I have spent the last several months stressing over my job. Taking care of kids is fun and easy, but inconsistent and not enough money. I've also been substitute teaching, but still not making enough. After Jonathan missed another round of layoffs at work but still had to take a (second) pay cut, things have gotten even tighter for us. You can only stress about it so much though so I am trying not to get all worried about it all. I know that God will take care of us.
We were able to get a business license to rent the condominiums that we own. That is indeed a blessing. We have been all working together on setting rates and getting the basic aspects of the business set up. We will have a calendar and webpage soon, but until then we are hoping to get started renting a few weeks here and there so that we can make the mortgage payments and avoid foreclosure. If you want a nice place to stay at North Myrtle Beach, then feel free to email me.
My parents were able to rent their house and get enough to barely make the mortgage payments. They had their house listed for sale for years and finally were able to make more progress by renting it. Therefore, they have moved into one of our extra rooms and while it has been an adjustment, I think it has certainly been a blessing as well. It gives them a way to avoid losing their house and it gives us help around our house. It is especially nice to have built-in babysitters and help making dinner at the end of the day. We are all very fortunate.

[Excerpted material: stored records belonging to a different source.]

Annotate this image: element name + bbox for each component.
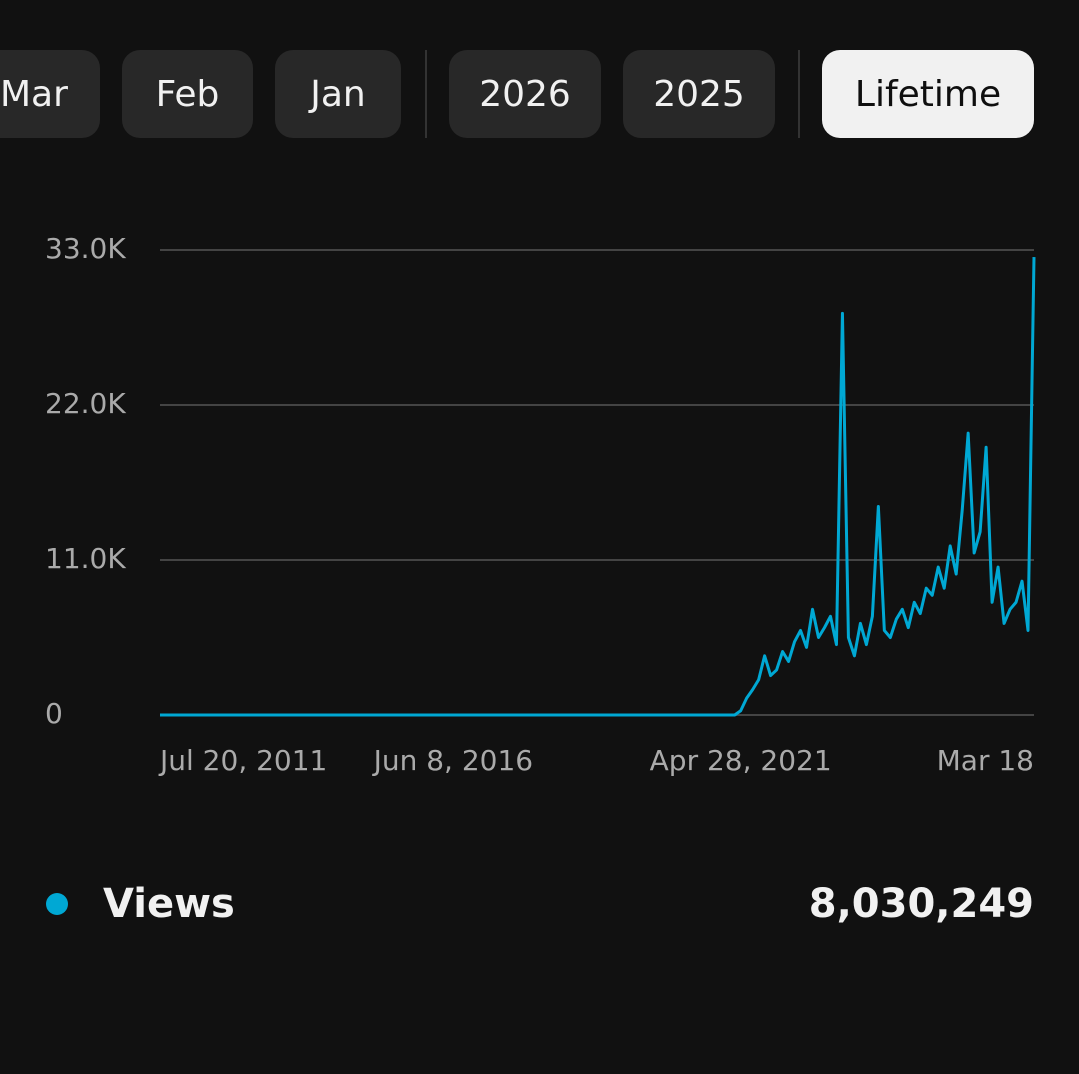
tab[interactable]: [449, 50, 601, 138]
x-tick-label: Jun 8, 2016: [372, 744, 534, 777]
x-tick-label: Mar 18: [937, 744, 1034, 777]
x-tick-label: Apr 28, 2021: [650, 744, 832, 777]
line-series: [160, 257, 1036, 717]
tab-label[interactable]: Mar: [0, 74, 68, 115]
tab[interactable]: [822, 50, 1034, 138]
y-tick-label: 33.0K: [45, 232, 126, 265]
tab-label[interactable]: Feb: [156, 74, 220, 115]
tab-label[interactable]: 2026: [479, 74, 571, 115]
tab-label[interactable]: Jan: [308, 74, 366, 115]
legend-dot: [46, 893, 68, 915]
legend-label: Views: [103, 881, 235, 927]
tab[interactable]: [623, 50, 775, 138]
y-tick-label: 11.0K: [45, 542, 126, 575]
tab-label[interactable]: 2025: [653, 74, 745, 115]
total-value: 8,030,249: [809, 881, 1034, 927]
tab[interactable]: [275, 50, 401, 138]
tab[interactable]: [0, 50, 100, 138]
y-tick-label: 0: [45, 697, 63, 730]
tab-label[interactable]: Lifetime: [855, 74, 1001, 115]
x-tick-label: Jul 20, 2011: [158, 744, 327, 777]
y-tick-label: 22.0K: [45, 387, 126, 420]
tab[interactable]: [122, 50, 253, 138]
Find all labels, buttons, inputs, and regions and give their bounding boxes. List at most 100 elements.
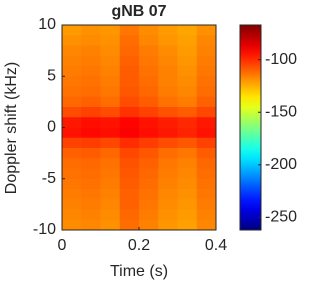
heatmap-cell [139, 117, 159, 128]
heatmap-cell [177, 55, 198, 67]
heatmap-cell [158, 209, 178, 221]
heatmap-cell [158, 107, 178, 118]
y-tick-label: 5 [47, 67, 56, 84]
heatmap-cell [196, 209, 217, 221]
x-tick-label: 0 [58, 237, 67, 254]
heatmap-cell [158, 178, 178, 190]
heatmap-cell [139, 96, 159, 108]
heatmap-cell [158, 96, 178, 108]
heatmap-cell [81, 96, 101, 108]
heatmap-cell [100, 178, 121, 190]
heatmap-cell [158, 117, 178, 128]
heatmap-cell [100, 158, 121, 169]
heatmap-cell [100, 209, 121, 221]
x-tick-label: 0.2 [128, 237, 150, 254]
heatmap-cell [119, 76, 140, 87]
heatmap-cell [139, 66, 159, 77]
heatmap-cell [100, 66, 121, 77]
heatmap-cell [158, 66, 178, 77]
heatmap-cell [62, 168, 82, 180]
heatmap-cell [119, 55, 140, 67]
heatmap-cell [62, 209, 82, 221]
heatmap-cell [119, 127, 140, 139]
y-tick-label: 0 [47, 119, 56, 136]
heatmap-cell [158, 199, 178, 210]
heatmap-cell [81, 107, 101, 118]
heatmap-cell [196, 219, 217, 231]
heatmap-cell [119, 35, 140, 46]
y-axis-label: Doppler shift (kHz) [3, 62, 20, 194]
heatmap-cell [177, 45, 198, 57]
heatmap-cell [62, 178, 82, 190]
heatmap-cell [100, 189, 121, 200]
heatmap-cell [119, 107, 140, 118]
heatmap-cell [177, 178, 198, 190]
heatmap-cell [196, 107, 217, 118]
heatmap-cell [196, 66, 217, 77]
x-axis-label: Time (s) [110, 263, 168, 280]
heatmap-cell [158, 86, 178, 98]
heatmap-cell [100, 76, 121, 87]
heatmap-cell [158, 25, 178, 36]
heatmap-cell [62, 199, 82, 210]
heatmap-cell [139, 86, 159, 98]
heatmap-cell [139, 137, 159, 149]
heatmap-cell [177, 199, 198, 210]
heatmap-cell [139, 55, 159, 67]
heatmap-cell [119, 86, 140, 98]
heatmap-cell [158, 219, 178, 231]
heatmap-cell [119, 25, 140, 36]
heatmap-cell [62, 158, 82, 169]
heatmap-cell [177, 96, 198, 108]
heatmap-cell [62, 117, 82, 128]
heatmap-cell [196, 199, 217, 210]
heatmap-cell [100, 117, 121, 128]
heatmap-cell [100, 127, 121, 139]
y-tick-label: -5 [42, 170, 56, 187]
colorbar-tick-label: -200 [265, 156, 297, 173]
heatmap-cell [81, 127, 101, 139]
heatmap-cell [119, 45, 140, 57]
heatmap-cell [158, 148, 178, 159]
x-tick-label: 0.4 [205, 237, 227, 254]
heatmap-cell [196, 117, 217, 128]
heatmap-cell [119, 66, 140, 77]
heatmap-cell [81, 189, 101, 200]
chart: gNB 07 Time (s) Doppler shift (kHz) 0 0.2… [3, 3, 297, 280]
heatmap-cell [196, 76, 217, 87]
heatmap-cell [100, 86, 121, 98]
heatmap-cell [158, 45, 178, 57]
heatmap-cell [100, 148, 121, 159]
heatmap-cell [62, 219, 82, 231]
heatmap-cell [119, 137, 140, 149]
heatmap-cell [139, 127, 159, 139]
heatmap-cell [196, 148, 217, 159]
colorbar [239, 24, 262, 231]
heatmap-cell [62, 127, 82, 139]
heatmap-cell [119, 189, 140, 200]
heatmap-cell [196, 127, 217, 139]
heatmap-cell [100, 55, 121, 67]
heatmap-cell [100, 199, 121, 210]
heatmap-cell [196, 189, 217, 200]
heatmap-cell [62, 86, 82, 98]
heatmap-cell [139, 209, 159, 221]
heatmap-cell [177, 137, 198, 149]
heatmap-cell [81, 199, 101, 210]
heatmap-cell [100, 25, 121, 36]
heatmap-cell [81, 25, 101, 36]
heatmap-cell [62, 55, 82, 67]
heatmap-cell [81, 137, 101, 149]
heatmap-cell [81, 55, 101, 67]
heatmap-cell [196, 96, 217, 108]
heatmap-cell [81, 45, 101, 57]
heatmap-cell [177, 76, 198, 87]
heatmap-cell [158, 158, 178, 169]
heatmap-cell [62, 96, 82, 108]
heatmap-cell [139, 199, 159, 210]
heatmap-cell [177, 148, 198, 159]
heatmap-cell [81, 117, 101, 128]
heatmap-cell [81, 35, 101, 46]
heatmap-cell [196, 137, 217, 149]
heatmap-cell [100, 137, 121, 149]
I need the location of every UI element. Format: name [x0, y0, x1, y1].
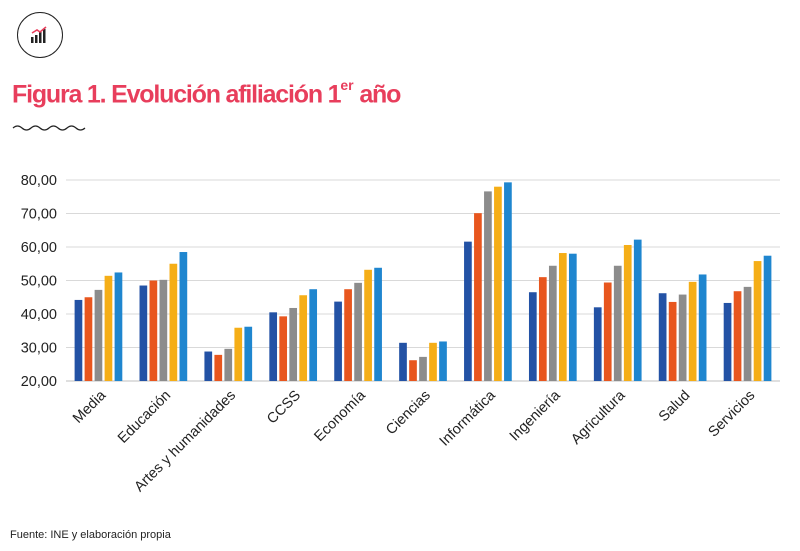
bar [344, 289, 352, 381]
bar [763, 255, 772, 381]
y-tick-label: 60,00 [21, 240, 57, 256]
bar [419, 356, 427, 381]
bar [399, 342, 407, 381]
x-tick-label: Educación [115, 388, 174, 447]
source-note: Fuente: INE y elaboración propia [10, 529, 171, 541]
bar [139, 285, 148, 381]
y-tick-label: 50,00 [21, 274, 57, 290]
y-tick-label: 40,00 [21, 307, 57, 323]
bar [224, 348, 233, 381]
bar [354, 282, 362, 381]
bar [114, 272, 123, 381]
bar [753, 261, 762, 381]
x-tick-label: Informática [437, 387, 500, 450]
bar-chart-icon [31, 26, 47, 43]
bar [204, 351, 213, 381]
bar [234, 327, 243, 381]
bar [464, 241, 472, 381]
bar [334, 301, 342, 381]
bar [364, 269, 372, 381]
bar [494, 186, 502, 381]
bar [568, 253, 577, 381]
y-tick-label: 80,00 [21, 173, 57, 189]
bar [374, 267, 382, 381]
bar [179, 252, 188, 381]
bar [603, 282, 612, 381]
bar [94, 289, 103, 381]
bar [279, 316, 288, 381]
bar [214, 354, 223, 381]
bar [159, 279, 168, 381]
x-tick-label: Agricultura [568, 387, 629, 448]
x-tick-label: Servicios [705, 388, 758, 441]
bar [244, 326, 253, 381]
y-tick-label: 70,00 [21, 207, 57, 223]
x-tick-label: CCSS [264, 388, 304, 428]
bar [658, 293, 667, 381]
bar [538, 277, 547, 381]
bar [733, 291, 742, 381]
bar [688, 281, 697, 381]
y-tick-label: 20,00 [21, 374, 57, 390]
bar [289, 307, 298, 381]
bar [698, 274, 707, 381]
bar [309, 289, 318, 381]
page-title: Figura 1. Evolución afiliación 1er año [12, 77, 401, 109]
x-tick-label: Media [70, 387, 110, 427]
bar [149, 280, 158, 381]
bar [668, 301, 677, 381]
bar [623, 244, 632, 381]
x-tick-label: Ciencias [383, 388, 434, 439]
decorative-wave [12, 125, 86, 131]
bar [169, 263, 178, 381]
bar [84, 297, 93, 381]
bar [74, 299, 83, 381]
bar [743, 286, 752, 381]
bar [593, 307, 602, 381]
bar [528, 292, 537, 381]
bar [678, 294, 687, 381]
bar [558, 253, 567, 381]
y-tick-label: 30,00 [21, 341, 57, 357]
bar [409, 360, 417, 381]
bar [474, 213, 482, 381]
bar [504, 182, 512, 381]
x-tick-label: Ingeniería [507, 387, 565, 445]
bar [633, 239, 642, 381]
logo [17, 12, 63, 58]
bar [104, 275, 113, 381]
bar [439, 341, 447, 381]
bar [429, 342, 437, 381]
bar [269, 312, 278, 381]
bar [613, 265, 622, 381]
bar [299, 295, 308, 381]
x-tick-label: Economía [311, 387, 369, 445]
bar [548, 265, 557, 381]
x-tick-label: Salud [656, 388, 694, 426]
bar [723, 302, 732, 381]
bar [484, 191, 492, 381]
bar-chart: 20,00 30,00 40,00 50,00 60,00 70,00 80,00 Media… [21, 173, 780, 495]
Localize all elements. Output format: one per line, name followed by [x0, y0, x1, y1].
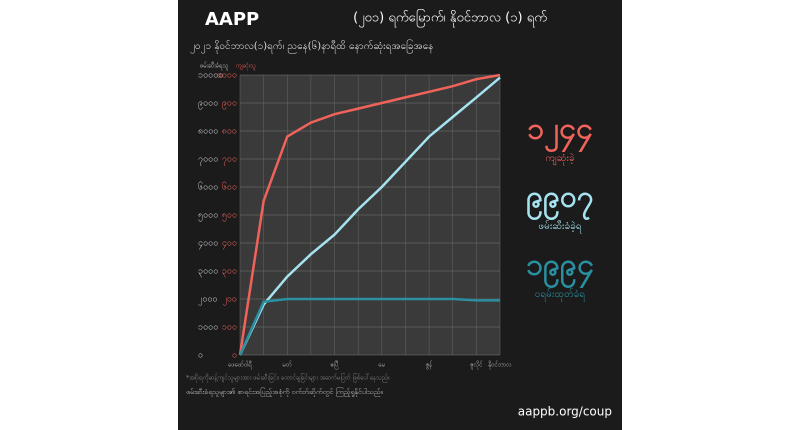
legend-label: ကျဆုံးခဲ့: [545, 151, 574, 166]
note: ဖမ်းဆီးခံရသူများ၏ စာရင်းအပြည့်အစုံကို ဝက…: [186, 387, 383, 397]
y-tick-label: ၇၀၀၀: [198, 155, 218, 166]
y-tick-label: ၃၀၀၀: [198, 267, 218, 278]
x-tick-label: ဇူလိုင်: [470, 361, 483, 370]
title: (၂၀၁) ရက်မြောက်၊ နိုဝင်ဘာလ (၁) ရက်: [353, 9, 547, 28]
y2-tick-label: ၁၀၀၀: [217, 71, 237, 81]
line: [238, 73, 501, 356]
x-tick-label: မတ်: [283, 361, 292, 369]
url: aappb.org/coup: [518, 405, 612, 419]
org: AAPP: [205, 9, 259, 30]
y2-tick-label: ၀: [232, 351, 237, 361]
y-label: ဖမ်းဆီးခံရသူ: [200, 62, 229, 71]
y-tick-label: ၅၀၀၀: [198, 211, 218, 222]
y-tick-label: ၁၀၀၀၀: [198, 71, 223, 81]
y-tick-label: ၉၀၀၀: [198, 99, 218, 110]
y2-tick-label: ၅၀၀: [222, 211, 237, 222]
y2-tick-label: ၁၀၀: [222, 323, 237, 333]
note: *အစိုးရကိုဆန့်ကျင်သူများအား ဖမ်းဆီးခြင်း…: [186, 373, 390, 383]
y2-tick-label: ၄၀၀: [222, 239, 237, 250]
y2-tick-label: ၉၀၀: [222, 99, 237, 110]
x-tick-label: ဖေဖော်ဝါရီ: [228, 361, 252, 370]
subtitle: ၂၀၂၁ နိုဝင်ဘာလ(၁)ရက်၊ ညနေ(၆)နာရီထိ နောက်…: [190, 38, 433, 54]
y-tick-label: ၈၀၀၀: [198, 127, 218, 137]
y-tick-label: ၂၀၀၀: [198, 295, 218, 306]
x-tick-label: ဧပြီ: [331, 360, 339, 370]
y2-tick-label: ၆၀၀: [222, 182, 237, 193]
y-tick-label: ၀: [198, 351, 203, 361]
y2-tick-label: ၈၀၀: [222, 127, 237, 137]
x-tick-label: မေ: [378, 362, 385, 369]
x-tick-label: နိုဝင်ဘာလ: [488, 361, 512, 370]
y-tick-label: ၁၀၀၀: [198, 323, 218, 333]
y-tick-label: ၆၀၀၀: [198, 182, 218, 193]
line: [238, 297, 500, 356]
line: [238, 76, 501, 356]
y2-tick-label: ၇၀၀: [222, 155, 237, 166]
legend-label: ဖမ်းဆီးခံခဲ့ရ: [538, 219, 581, 234]
y2-tick-label: ၂၀၀: [222, 295, 237, 306]
x-tick-label: ဇွန်: [426, 361, 433, 370]
legend-label: ဝရမ်းထုတ်ခံရ: [535, 287, 586, 302]
y-tick-label: ၄၀၀၀: [198, 239, 218, 250]
y2-tick-label: ၃၀၀: [222, 267, 237, 278]
y2-label: ကျဆုံးသူ: [236, 63, 256, 71]
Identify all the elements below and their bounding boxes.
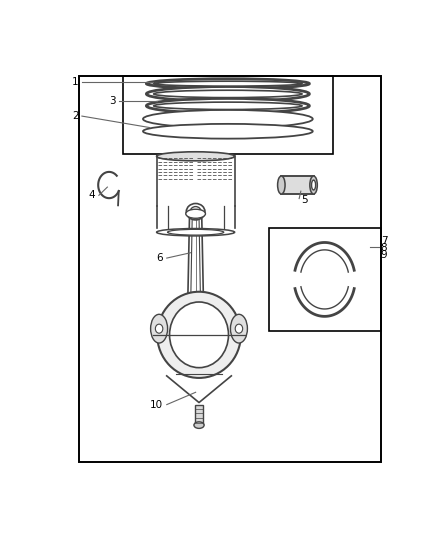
Ellipse shape bbox=[311, 180, 316, 190]
Ellipse shape bbox=[167, 229, 224, 235]
Text: 7: 7 bbox=[381, 236, 387, 246]
Ellipse shape bbox=[190, 207, 201, 217]
Ellipse shape bbox=[151, 314, 168, 343]
Ellipse shape bbox=[143, 110, 313, 128]
Text: 10: 10 bbox=[150, 400, 163, 409]
Text: 9: 9 bbox=[381, 250, 387, 260]
Text: 2: 2 bbox=[72, 111, 78, 121]
Ellipse shape bbox=[155, 324, 163, 333]
Ellipse shape bbox=[156, 152, 235, 161]
Bar bbox=[268, 228, 381, 330]
Ellipse shape bbox=[156, 229, 235, 236]
Bar bbox=[78, 76, 381, 462]
Text: 3: 3 bbox=[109, 96, 116, 106]
Ellipse shape bbox=[154, 102, 302, 109]
Ellipse shape bbox=[186, 204, 205, 220]
Bar bbox=[123, 76, 333, 154]
Text: 4: 4 bbox=[89, 190, 95, 200]
Bar bbox=[195, 405, 203, 425]
Text: 8: 8 bbox=[381, 243, 387, 253]
Ellipse shape bbox=[186, 209, 205, 219]
Ellipse shape bbox=[235, 324, 243, 333]
Ellipse shape bbox=[143, 124, 313, 139]
Ellipse shape bbox=[146, 99, 309, 113]
Ellipse shape bbox=[310, 176, 317, 194]
Ellipse shape bbox=[230, 314, 247, 343]
Ellipse shape bbox=[146, 86, 309, 101]
Ellipse shape bbox=[278, 176, 285, 194]
Ellipse shape bbox=[157, 292, 241, 378]
Text: 1: 1 bbox=[72, 77, 78, 87]
Ellipse shape bbox=[194, 422, 204, 429]
Bar bbox=[281, 176, 314, 194]
Ellipse shape bbox=[170, 302, 229, 368]
Ellipse shape bbox=[146, 79, 309, 88]
Ellipse shape bbox=[154, 90, 302, 98]
Text: 5: 5 bbox=[301, 195, 307, 205]
Ellipse shape bbox=[154, 81, 302, 86]
Text: 6: 6 bbox=[157, 253, 163, 263]
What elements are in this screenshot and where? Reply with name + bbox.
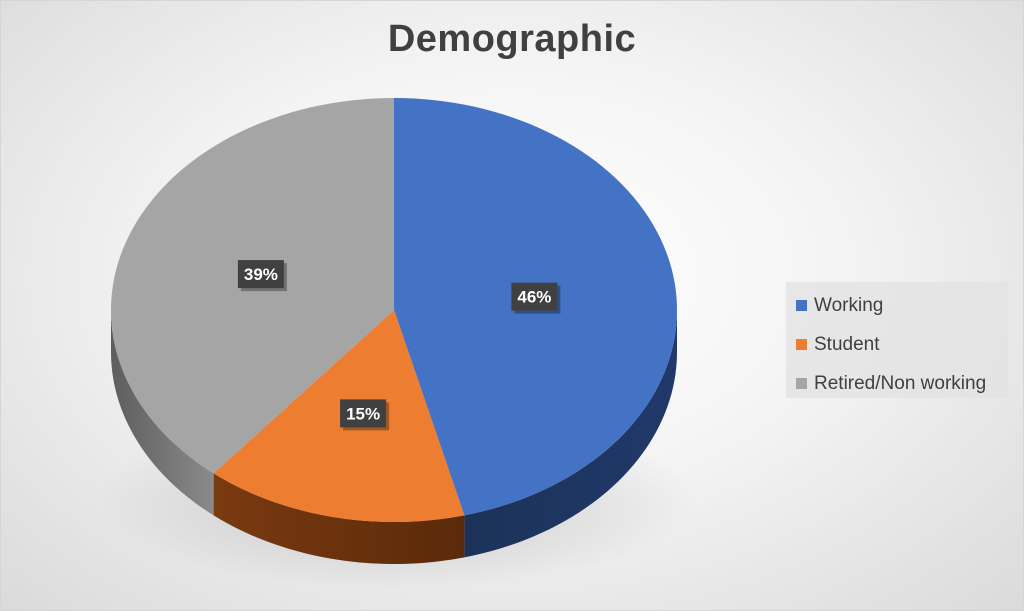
pie-sides bbox=[111, 310, 677, 564]
legend-swatch-working bbox=[796, 300, 807, 311]
pie-labels: 46% 15% 39% bbox=[237, 260, 561, 431]
data-label-retired: 39% bbox=[237, 260, 287, 292]
chart-title: Demographic bbox=[387, 18, 637, 60]
pie-tops bbox=[111, 98, 677, 522]
slice-student-side bbox=[213, 473, 465, 564]
data-label-text: 39% bbox=[244, 265, 278, 284]
legend-swatch-student bbox=[796, 339, 807, 350]
legend-item-retired: Retired/Non working bbox=[796, 364, 1008, 403]
legend-label-student: Student bbox=[814, 333, 880, 355]
data-label-student: 15% bbox=[340, 399, 390, 431]
legend-item-working: Working bbox=[796, 286, 1008, 325]
legend-label-working: Working bbox=[814, 294, 884, 316]
legend-swatch-retired bbox=[796, 378, 807, 389]
legend-label-retired: Retired/Non working bbox=[814, 372, 987, 394]
slice-retired-side bbox=[111, 310, 214, 516]
legend-item-student: Student bbox=[796, 325, 1008, 364]
slice-student bbox=[213, 310, 465, 522]
data-label-text: 46% bbox=[517, 288, 551, 307]
data-label-working: 46% bbox=[511, 282, 561, 314]
data-label-text: 15% bbox=[346, 404, 380, 423]
slice-working-side bbox=[464, 310, 677, 558]
legend: Working Student Retired/Non working bbox=[786, 282, 1008, 398]
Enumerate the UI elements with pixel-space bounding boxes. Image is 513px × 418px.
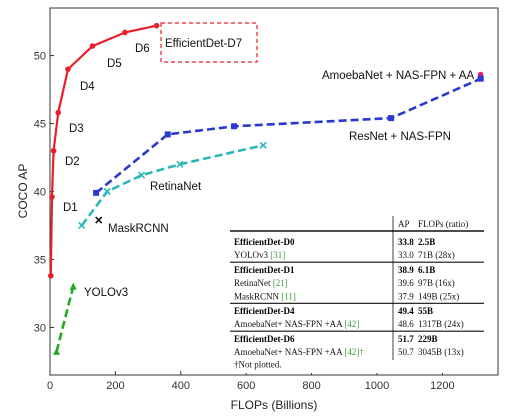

As the end of the school year quickly approaches, I have been a lot more active in searching for a teaching job for next year. Yesterday I spent the morning at the school system's job fair. I don't think much will come of it because there were thousands of people there and only a handful of positions available. It seems that since the economy is so bad that everyone thinks, "Oh I could teach. That would be easy." Besides, there's really only one computer teacher at each school so probably only one or two openings out of the whole system each year.
It only adds to the pressure that now my pregnancy is starting to show. I am 14 weeks along this week and I am only comfortable in maternity clothes. Yesterday at the job fair I just kept praying over and over again that it wouldn't be obvious that I was pregnant. I wore a suit that was slightly big and just buttoned the jacket. I don't really think that it was too apparent, but obviously as time progresses this problem is only going to get worse.
So about the blog. First it was not wanting to spill the beans about being pregnant and deal with the anxiety of another possible miscarriage that kept me from blogging. Then it changed. It is hard to go about working a full day and then come home to blog when really I am spending time worrying about our finances and what I can do to earn more money for my family or instead spending time doing everything I can to avoid worrying about our finances. I have really taken a lot of the personal stuff out of my blog and instead just made sure that I've been documenting Julianna's cute stories every once in a while. This is the most important to me although I realize that it is not necessarily the most interesting for everyone else. Plus, I feel like I always whine and I don't want this to turn into a place that is full of nothing but whining.
So please forgive me. I'll try to be if not a better blogger, then at least a more frequent one. :)
Also, if you will, please say a prayer for our financial situation - specifically that I am able to find a full-time job soon. I don't know what I'm going to do when school gets out and there are no sub jobs and certainly no full-time teaching jobs until the fall.